Ik had andere ijzers in het vuur. Ik praatte met een contactpersoon bij de belastingdienst. Hij kwam meteen terug en vertelde me iets heel vreemds. Ze hadden gezegd dat het onverstandig was om verder te graven, het was een regeringsaangelegenheid. Een regeringsaangelegenheid? Wat had de regering te maken met buitenlandse beleggingsmaatschappijen en onroerendgoedfirma’s?
Toen begonnen de wielen er echt af te lopen. Moira stuurde ons naar Irak, en ik moest alles via telefoon en e-mail doen. We waren er nog maar een paar dagen toen ik te horen kreeg dat BZ iets voor me had. Weet je nog dat ik dacht dat ze me een interview wilden gunnen?’
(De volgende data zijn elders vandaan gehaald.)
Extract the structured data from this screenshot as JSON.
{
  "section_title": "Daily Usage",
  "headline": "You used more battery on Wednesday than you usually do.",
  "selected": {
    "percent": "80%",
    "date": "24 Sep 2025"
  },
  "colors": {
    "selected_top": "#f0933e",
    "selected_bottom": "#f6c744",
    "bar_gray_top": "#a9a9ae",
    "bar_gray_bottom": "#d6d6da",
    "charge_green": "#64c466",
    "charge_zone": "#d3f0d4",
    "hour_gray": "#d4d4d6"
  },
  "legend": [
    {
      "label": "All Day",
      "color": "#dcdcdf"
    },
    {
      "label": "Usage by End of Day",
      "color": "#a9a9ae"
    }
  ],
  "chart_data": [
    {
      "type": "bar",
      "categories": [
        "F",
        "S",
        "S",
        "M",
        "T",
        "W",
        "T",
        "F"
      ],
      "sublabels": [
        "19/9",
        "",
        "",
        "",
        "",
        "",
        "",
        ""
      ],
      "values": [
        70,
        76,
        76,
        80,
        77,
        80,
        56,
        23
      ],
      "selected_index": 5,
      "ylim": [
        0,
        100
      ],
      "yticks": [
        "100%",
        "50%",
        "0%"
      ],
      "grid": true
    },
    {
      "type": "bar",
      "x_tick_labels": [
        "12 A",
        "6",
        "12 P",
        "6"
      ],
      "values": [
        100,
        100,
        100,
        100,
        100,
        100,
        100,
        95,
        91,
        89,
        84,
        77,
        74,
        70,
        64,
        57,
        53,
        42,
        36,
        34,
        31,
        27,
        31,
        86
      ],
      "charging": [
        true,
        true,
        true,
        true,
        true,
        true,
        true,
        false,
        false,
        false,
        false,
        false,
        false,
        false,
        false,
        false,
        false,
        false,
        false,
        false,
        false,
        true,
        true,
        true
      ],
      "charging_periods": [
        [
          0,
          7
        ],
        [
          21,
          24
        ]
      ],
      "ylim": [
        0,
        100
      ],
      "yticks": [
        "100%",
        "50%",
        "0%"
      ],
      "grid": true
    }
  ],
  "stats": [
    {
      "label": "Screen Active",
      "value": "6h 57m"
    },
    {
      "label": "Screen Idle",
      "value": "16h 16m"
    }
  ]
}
Ik ging naar het kamp. In feite brak toen de pleuris uit. Ik kreeg te horen dat mijn onderzoek in Dublin en Kabul moest stoppen. De hele drugszaak moest van de agenda. Zomaar. Ik vertelde ze dat ze niet het recht hadden mij te vertellen wat ik moest doen. Het volgende dat ik wist, was dat die twee Ierse schoften in de kamer stonden. Ze vertelden dat ik moest doen wat me was gezegd, of anders…
De volgende dag sprak ik met Siobhan, en zij zei dat Finbar er weer vandoor was gegaan. Ze had contact opgenomen met afkickcentra, ziekenhuizen. Niets. Hij was in rook opgegaan.’
Zijn stem stierf weg. Hij was uitgeput. Het leek hem alles te kosten wat hij in zich had om gewoon weer op play te drukken.
Ik zag hoe Finbar de projectontwikkelaar nog een keer kuste, en toen pakte de oudere man zijn weekendtas op en liep de straat op.
Hij liep naar de camera toe tot hij bijna het hele scherm vulde.
Toen pas besefte ik wie hij was.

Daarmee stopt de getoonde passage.